One size does NOT fit all. Make the birth plan your own – and modify over time as needed.

Do discuss with your provider. Again, keep in mind that certain medical conditions during your pregnancy, such as high blood pressure or gestational diabetes, low lying placenta may bring about the need for greater medical interventions during your labor such as IV placement, continuous fetal monitoring, bedrest, or the need for cesarean birth. It’s frustrating as a nurse to see my patients come into the hospital for a labor induction, for example, and find out that some of the elements of their birth plan just got squashed on admission, and they had no idea in advance because they didn’t know to bring up their birth plan with their provider.


Try to keep it to a page or two.

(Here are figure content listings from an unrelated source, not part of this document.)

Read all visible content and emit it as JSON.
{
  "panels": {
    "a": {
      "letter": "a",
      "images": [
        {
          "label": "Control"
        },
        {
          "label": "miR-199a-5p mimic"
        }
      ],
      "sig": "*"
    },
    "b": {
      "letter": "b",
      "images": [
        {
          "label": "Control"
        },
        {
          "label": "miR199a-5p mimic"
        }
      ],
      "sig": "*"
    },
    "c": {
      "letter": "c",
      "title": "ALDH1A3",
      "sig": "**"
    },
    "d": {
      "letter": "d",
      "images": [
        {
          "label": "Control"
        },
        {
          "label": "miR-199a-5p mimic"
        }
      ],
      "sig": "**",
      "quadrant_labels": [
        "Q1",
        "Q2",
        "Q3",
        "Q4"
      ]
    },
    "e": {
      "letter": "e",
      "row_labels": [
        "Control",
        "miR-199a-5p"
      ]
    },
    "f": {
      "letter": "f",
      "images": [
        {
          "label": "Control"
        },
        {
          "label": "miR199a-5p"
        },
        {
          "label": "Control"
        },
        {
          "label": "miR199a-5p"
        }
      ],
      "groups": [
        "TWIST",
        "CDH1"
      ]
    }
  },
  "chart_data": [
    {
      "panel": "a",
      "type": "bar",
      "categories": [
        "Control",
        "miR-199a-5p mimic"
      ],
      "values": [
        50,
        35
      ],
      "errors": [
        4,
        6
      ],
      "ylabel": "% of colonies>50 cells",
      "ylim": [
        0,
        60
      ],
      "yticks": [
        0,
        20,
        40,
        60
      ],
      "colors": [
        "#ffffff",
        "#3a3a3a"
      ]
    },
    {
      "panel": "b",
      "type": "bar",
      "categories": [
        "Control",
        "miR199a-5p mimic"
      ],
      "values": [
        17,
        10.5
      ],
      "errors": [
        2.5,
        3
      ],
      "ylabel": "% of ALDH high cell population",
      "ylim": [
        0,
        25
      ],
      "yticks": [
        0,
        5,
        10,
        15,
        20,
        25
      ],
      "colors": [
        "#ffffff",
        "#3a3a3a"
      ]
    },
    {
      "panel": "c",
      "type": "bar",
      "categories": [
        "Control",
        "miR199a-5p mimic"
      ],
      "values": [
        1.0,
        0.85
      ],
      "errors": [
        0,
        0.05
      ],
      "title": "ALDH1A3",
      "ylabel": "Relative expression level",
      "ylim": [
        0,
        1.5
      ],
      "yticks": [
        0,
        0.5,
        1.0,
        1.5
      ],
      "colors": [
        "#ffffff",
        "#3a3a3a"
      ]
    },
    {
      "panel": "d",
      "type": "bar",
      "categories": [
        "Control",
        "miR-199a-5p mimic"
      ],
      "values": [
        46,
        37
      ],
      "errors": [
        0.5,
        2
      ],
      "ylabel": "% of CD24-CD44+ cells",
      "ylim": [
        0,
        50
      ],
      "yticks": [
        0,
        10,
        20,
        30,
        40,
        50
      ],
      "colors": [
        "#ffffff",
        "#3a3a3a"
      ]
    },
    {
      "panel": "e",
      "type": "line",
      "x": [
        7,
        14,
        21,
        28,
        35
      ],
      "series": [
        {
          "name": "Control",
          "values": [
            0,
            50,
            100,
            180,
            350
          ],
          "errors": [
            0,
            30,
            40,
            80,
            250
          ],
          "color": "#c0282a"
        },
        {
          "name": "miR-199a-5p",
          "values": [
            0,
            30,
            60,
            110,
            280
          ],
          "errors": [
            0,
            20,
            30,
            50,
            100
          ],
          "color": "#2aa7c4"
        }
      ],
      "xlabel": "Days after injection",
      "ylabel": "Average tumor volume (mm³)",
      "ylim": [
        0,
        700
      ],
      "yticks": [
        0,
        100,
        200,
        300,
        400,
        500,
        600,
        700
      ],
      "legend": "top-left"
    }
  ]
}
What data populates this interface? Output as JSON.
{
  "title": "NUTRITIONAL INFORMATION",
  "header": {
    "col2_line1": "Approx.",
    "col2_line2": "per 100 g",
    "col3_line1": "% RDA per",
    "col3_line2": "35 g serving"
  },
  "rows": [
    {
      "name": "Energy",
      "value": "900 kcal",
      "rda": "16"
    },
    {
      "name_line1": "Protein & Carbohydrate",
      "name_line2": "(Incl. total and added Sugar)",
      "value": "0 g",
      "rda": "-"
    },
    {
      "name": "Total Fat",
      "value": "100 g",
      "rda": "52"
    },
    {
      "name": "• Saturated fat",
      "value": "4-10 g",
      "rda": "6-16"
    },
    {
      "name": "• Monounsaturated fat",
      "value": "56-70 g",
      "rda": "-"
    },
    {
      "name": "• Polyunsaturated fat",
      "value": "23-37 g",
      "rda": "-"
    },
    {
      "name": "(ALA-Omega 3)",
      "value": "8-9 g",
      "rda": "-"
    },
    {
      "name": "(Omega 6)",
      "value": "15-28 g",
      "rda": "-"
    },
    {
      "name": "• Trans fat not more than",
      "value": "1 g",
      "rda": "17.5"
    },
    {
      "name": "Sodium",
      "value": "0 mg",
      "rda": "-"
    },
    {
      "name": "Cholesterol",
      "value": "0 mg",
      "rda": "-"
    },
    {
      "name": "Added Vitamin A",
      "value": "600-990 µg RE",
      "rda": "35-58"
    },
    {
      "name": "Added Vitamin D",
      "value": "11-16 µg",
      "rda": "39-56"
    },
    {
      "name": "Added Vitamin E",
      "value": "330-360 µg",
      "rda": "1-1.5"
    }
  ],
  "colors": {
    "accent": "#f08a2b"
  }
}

Make clear, concise statements that are easy to follow along with.


Realize that sometimes your birth team can frame your birth plan on the wall and everything goes according to preference, and other times the “ish” hits the fan and the entire plan goes out the window. It’s not common, but it does happen.

Final take away



This is YOUR big day. Educating yourself on labor, birth and baby care preferences can really help put you in the drivers seat for your birth experience and help you make the most informed decisions for you and your baby’s health. As always, even if it’s not laid out specifically in your birth plan, use your BRAIN and ask questions when medical interventions are being discussed. The BRAIN acronym is as follows:



B – Benefits – what are the benefits of this intervention?

R – Risks – what are the risks of this intervention?

A – Alternatives – Are there any alternatives to this intervention that could be considered?

I – Intuition – Trust your gut – if it doesn’t feel like the right decision, speak up and ask for clarification.

N – No, not now – Discuss what might happen if you wait it our or do nothing right now.

I hope you find this post to be empowering for you as an expecting mother, and as always…may you be strong as a mother today, and every day.